8. Lembaran Baru

57 3 0
                                    

Semua keluarga tengah berada di ruang rawat Kasim. Dokter tengah memeriksa kondisi sang ayah yang memiliki riwayat penyakit jantung. Semuanya masih lengkap menggunakan pakaian formal saat beberapa jam yang lalu mengadakan akad nikah antara Ghaafi dan Azzura.

"Kondisinya sudah lebih baik. Namun harus tetap jaga kesehatan, jangan terlalu bekerja keras apalagi sampai terlalu banyak pikiran ya Pak?" Ucap sang Dokter dengan lembut.

"Jadi saya bisa pulang Dok?"

"Tentu. Minggu depan kembali chek up teratur ya." Ucapnya lalu pamit. Azzura menghela napas lega melihat kondisi ayahnya yang sedari tadi terus tersenyum.

"Ayah dengar perkataan dokter tadikan? Ayah harus sehat. Azzura bahagia jika melihat ayah sehat." Kasim mengusap lengan Azzura sambil terus tersenyum. Lalu ia meraih tangan Ghaafi dan menyatukannya dengan tangan Azzura.

"Ayah harap kalian berdua bisa saling menyayangi, menjaga, dan percaya satu sama lain.

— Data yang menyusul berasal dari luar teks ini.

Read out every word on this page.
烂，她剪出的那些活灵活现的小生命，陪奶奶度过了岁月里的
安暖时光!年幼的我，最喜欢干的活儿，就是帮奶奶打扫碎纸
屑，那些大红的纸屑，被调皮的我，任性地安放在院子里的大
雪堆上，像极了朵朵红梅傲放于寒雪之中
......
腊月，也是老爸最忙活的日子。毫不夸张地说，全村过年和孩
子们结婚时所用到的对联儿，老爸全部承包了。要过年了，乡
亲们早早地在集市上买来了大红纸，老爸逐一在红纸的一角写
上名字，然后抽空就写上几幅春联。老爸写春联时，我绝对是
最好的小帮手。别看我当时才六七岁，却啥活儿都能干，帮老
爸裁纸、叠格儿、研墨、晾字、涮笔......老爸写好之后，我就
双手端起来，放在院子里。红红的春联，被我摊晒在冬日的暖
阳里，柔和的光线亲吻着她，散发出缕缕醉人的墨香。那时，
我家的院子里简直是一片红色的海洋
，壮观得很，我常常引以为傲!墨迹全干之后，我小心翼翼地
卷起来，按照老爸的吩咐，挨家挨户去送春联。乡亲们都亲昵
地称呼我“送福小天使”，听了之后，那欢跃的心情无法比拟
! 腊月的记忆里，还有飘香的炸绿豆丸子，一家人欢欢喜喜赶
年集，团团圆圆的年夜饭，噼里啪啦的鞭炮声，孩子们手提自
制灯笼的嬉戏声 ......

Meskipun pernikahan kalian mendadak. Tapi ayah yakin kalian bisa membina rumah tangga yang bahagia. Untuk Azzura, tugasmu adalah patuh pada suamimu. Surgamu sekarang ada pada suamimu. Jadi kamu harus bisa menyayanginya dan menjaga rumah tangga kalian." Menatap menantu dan putrinya.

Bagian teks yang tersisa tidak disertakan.